Com os dados em mãos, as entidades participantes do Fórum de EJA de São Paulo encaminharam representações às promotorias de algumas das maiores cidades do Estado: Campinas, Guarulhos, Osasco, Santo André, São José dos Campos, Sorocaba, Ribeirão Preto, Santos, Diadema, Piracicaba e Mauá. Em 2006, um processo judicial contra a capital já havia sido aberto. De todos, oito estão sendo investigados pelas promotorias e apenas dois foram arquivados. Nenhum deles teve resultado ainda.

Em Campinas e Santo André, ainda não foram abertos Inquéritos Civis Públicos, mas em outros seis sim. Para as entidades, a explicação de que houve “mudança no perfil dos alunos, na idade mínima para entrada na modalidade e esvaziamento da demanda” é insuficiente. “Nós sabemos que as escolas estão fechando turmas de EJA por orientação da secretaria, especialmente quando elas não têm número mínimo de 40 alunos”, diz Maria Tereza Secco, integrante do Fórum do EJA-SP. “Isso cria barreiras para que a população volte às salas de aula”, afirma.

De acordo com os dados informados pela Secretaria de Educação ao Fórum, de 13 mil turmas de EJA em 2008 sobraram 8.583. Para Salomão Ximenes, advogado e coordenador do programa Ação na Justiça, da Ação Educativa, “as pessoas têm o direito à educação e devem ser atendidas pelo Estado” e “todos os indícios de que o Estado está retirando a oferta de EJA expressam uma posição de omissão ilegal”. Ele ressalta que o Estado tem como dever estimular as pessoas a continuarem a estudar, não só oferecer turmas.
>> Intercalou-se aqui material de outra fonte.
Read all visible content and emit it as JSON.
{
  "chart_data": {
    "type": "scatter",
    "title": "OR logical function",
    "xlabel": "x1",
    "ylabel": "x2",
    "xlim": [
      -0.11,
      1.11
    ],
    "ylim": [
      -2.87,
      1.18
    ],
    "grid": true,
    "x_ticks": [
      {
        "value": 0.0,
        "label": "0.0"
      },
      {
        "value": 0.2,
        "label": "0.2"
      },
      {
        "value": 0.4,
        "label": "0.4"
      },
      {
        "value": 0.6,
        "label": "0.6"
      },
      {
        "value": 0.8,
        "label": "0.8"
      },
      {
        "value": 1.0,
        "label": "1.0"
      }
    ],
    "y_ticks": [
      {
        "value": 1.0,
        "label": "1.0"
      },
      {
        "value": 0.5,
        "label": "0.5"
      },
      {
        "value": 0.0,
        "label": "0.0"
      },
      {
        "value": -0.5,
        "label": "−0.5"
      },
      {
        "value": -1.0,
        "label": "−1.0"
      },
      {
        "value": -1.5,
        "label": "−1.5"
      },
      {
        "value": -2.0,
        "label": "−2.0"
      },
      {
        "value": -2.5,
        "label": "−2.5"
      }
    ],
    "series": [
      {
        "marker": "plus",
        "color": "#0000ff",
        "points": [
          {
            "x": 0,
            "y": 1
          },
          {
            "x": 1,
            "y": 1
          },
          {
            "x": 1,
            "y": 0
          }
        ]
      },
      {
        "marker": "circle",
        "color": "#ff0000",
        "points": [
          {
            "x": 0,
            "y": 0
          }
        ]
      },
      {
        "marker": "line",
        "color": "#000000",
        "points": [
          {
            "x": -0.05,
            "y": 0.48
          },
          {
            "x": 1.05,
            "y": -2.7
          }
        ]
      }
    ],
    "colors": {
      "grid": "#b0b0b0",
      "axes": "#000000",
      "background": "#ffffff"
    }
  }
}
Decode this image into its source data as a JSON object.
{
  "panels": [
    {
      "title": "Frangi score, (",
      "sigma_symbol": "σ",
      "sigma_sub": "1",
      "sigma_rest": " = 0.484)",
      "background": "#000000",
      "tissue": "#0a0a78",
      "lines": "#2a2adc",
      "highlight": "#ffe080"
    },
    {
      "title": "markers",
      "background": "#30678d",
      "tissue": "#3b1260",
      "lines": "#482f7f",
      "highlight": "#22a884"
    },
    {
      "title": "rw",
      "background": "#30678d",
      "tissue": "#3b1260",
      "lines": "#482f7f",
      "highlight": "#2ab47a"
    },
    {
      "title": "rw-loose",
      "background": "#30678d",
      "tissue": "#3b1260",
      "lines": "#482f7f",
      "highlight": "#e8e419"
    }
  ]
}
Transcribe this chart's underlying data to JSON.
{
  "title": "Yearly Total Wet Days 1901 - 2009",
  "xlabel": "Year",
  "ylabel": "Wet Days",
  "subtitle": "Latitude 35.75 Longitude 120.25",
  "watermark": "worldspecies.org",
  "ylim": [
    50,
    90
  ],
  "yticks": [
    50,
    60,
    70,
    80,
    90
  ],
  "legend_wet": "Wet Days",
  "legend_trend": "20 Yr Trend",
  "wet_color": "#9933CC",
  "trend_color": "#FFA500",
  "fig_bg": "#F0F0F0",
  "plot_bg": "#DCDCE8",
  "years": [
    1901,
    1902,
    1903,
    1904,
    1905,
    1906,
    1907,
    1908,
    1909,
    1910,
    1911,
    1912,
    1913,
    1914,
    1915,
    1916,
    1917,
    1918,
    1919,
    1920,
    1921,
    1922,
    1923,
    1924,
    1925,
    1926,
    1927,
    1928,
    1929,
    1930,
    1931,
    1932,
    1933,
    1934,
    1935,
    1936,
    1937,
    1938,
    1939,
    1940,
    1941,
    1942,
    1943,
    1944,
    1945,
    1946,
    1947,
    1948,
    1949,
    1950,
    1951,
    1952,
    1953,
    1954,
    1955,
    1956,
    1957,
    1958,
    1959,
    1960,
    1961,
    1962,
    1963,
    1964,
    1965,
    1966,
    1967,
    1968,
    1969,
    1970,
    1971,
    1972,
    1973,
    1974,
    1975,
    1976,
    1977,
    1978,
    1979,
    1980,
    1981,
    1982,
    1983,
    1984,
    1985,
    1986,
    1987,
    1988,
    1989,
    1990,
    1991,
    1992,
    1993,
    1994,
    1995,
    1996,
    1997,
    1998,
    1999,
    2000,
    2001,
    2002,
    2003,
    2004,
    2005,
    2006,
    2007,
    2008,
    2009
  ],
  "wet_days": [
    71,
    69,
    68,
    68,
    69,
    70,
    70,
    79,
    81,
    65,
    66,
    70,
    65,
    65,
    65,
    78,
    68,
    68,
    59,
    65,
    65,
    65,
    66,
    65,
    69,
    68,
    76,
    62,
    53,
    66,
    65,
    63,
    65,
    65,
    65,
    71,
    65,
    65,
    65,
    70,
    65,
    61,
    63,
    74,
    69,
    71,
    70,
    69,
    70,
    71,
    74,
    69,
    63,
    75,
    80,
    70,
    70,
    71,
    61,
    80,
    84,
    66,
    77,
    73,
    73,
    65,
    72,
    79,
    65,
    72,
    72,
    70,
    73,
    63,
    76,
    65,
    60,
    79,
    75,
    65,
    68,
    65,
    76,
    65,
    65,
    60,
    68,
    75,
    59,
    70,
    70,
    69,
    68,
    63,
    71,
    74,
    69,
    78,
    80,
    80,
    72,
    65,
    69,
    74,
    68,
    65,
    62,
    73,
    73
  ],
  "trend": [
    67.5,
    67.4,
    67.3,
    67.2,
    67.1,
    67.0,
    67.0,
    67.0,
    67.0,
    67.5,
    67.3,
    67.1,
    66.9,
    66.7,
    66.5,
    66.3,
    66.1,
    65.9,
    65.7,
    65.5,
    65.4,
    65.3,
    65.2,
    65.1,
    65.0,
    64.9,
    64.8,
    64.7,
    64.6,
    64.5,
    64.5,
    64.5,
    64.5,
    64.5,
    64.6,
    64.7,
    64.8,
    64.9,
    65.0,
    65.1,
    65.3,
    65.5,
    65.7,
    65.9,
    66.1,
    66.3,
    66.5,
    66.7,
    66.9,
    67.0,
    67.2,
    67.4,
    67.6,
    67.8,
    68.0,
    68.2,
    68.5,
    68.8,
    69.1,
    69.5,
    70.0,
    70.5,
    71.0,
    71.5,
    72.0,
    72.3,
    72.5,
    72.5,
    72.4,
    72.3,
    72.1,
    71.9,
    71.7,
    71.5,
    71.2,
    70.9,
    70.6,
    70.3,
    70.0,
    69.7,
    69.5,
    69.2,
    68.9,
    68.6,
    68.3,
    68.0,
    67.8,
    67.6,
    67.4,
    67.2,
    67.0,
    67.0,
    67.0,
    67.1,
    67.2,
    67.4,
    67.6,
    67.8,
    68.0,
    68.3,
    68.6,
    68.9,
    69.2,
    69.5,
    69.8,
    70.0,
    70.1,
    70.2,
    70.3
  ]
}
Ao iG, a secretaria encaminhou um email informando que a redução das matrículas se deve à alteração da “idade mínima de ingresso no EJA, que passou de 15 para 16 anos no ensino fundamental; alteração nos cadastros da Prodesp de alunos da Fundação Casa (antiga Febem), muitos tinham menos de 16 anos; o trabalho de correção de fluxo da secretaria e a progressão continuada, que reduziu a defasagem no ensino público e a procura pelo EJA”. Segundo a assessoria de imprensa, “há vagas em todas as modalidades de ensino da rede estadual, o interessado só precisa procurar uma escola e se matricular”.